Happy Valentine’s Day to my faithful “Goodness Gracious” readers!
Sorry. I know it’s super belated now, but I was too busy ranting about the standards of beauty last week to send my love and appreciation to my readers.
Plus, I wanted to see the latest V-day tweets and Instagram posts before tackling the holiday for my next column topic.
Note: If you have not yet read “365 days of love” by Alex Higl, our lovely editor-in-chief, go pick up last week’s issue and read it now. Not only is it very well-written and exactly on point, but it’s also an important precursor to my column this week.
In her column, Alex discussed how so many people forget to show love to others when they are not being reminded to do so. It is true that Valentine’s Day definitely carries a certain obligation to express your love to others. But, in reality, that’s something we should be doing every single day of the year.
However, I’m not here this week to simply reiterate Alex’s ideas of love. Rather, I want to focus more on the actual holiday itself, which, for a large number of people, has become more dreaded than appreciated.
You see, there are actually two holidays that take place on February 14: Valentine’s Day and Anti-Valentine’s Day. All of the couples in the world spend the day and buckets of money on giving cute gifts and having romantic dates and all of that mushy stuff. These couples celebrate Valentine’s Day.
Then, there are the people who don’t have romantic partners. These people annually come together on this date to celebrate Anti-Valentine’s Day, or Singles’ Awareness Day, as some so affectionately call it.
It’s impossible to mistake who is celebrating which holiday. If you are active on social media or even pay attention to what the customer in front of you is buying at the grocery store, you can immediately identify the lovers and the desperately seeking. Hint: If the person is front of you is buying excessive quantities of alcohol, ice cream and anything with garlic or onions, it’s unlikely that he or she will be having a romantic night out.
The idea nowadays is that if you are not in a romantic relationship on Valentine’s Day, then you should spend your day gagging over the people who are. Then, you spend your night literally binge eating and drinking until you are too bloated and/ or drunk to do anything but lay in bed and cry over your romantic misfortunes.
No wonder single people hate February so much.
However, I don’t remember ever reading any Valentine’s Day rulebook that says if you’re single, you are fated to spending the day in misery.
I do remember reading about the origin of Valentine’s Day. It was created in honor of St. Valentine, a man who shared his love with countless strangers simply for the sake of spreading joy in the world.
So, ladies and gents, this means that you’re supposed to celebrate all kinds of love on Valentine’s Day.
Therefore, being sour about your singleness kind of defeats the purpose of Valentine’s Day.
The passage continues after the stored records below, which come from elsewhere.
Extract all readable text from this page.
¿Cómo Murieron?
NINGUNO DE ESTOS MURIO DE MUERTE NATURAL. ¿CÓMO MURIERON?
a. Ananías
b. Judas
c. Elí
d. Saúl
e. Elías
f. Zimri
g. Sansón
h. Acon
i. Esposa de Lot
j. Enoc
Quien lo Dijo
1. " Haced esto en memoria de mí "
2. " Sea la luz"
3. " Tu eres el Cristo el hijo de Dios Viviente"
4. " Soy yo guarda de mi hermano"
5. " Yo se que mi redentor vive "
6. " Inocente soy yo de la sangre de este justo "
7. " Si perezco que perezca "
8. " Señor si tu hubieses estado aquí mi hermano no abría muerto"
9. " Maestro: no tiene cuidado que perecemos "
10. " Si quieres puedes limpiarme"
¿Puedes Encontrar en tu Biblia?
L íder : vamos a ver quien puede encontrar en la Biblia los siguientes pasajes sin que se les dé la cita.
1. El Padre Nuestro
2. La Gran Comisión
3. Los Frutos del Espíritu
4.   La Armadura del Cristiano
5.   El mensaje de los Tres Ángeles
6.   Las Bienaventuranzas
I can fully empathize with the painfulness of being lonely. There’s this grand expectation that you are supposed to find that special someone by your mid-twenties, which can be panic-inducing for those who have never had a serious romantic relationship or recently went through a devastating break up.
That being said, there are countless other ways to experience and share love. The love that you share with your family and friends is often far greater and way more fulfilling than the so-called “love” that you may share with your boyfriend or girlfriend of a few months.
More importantly, the love you have for yourself should be reason enough to celebrate. I’m not talking about narcissism, but rather true appreciation for yourself and all of your wonderful qualities.
So, when Valentine’s Day rolls around again in 360 days, don’t fret if you don’t have a special someone to share it with. Instead of drinking a full bottle of wine in sorrow, drink it in celebration of your presently fulfilling relationships. Drink it in celebration of yourself.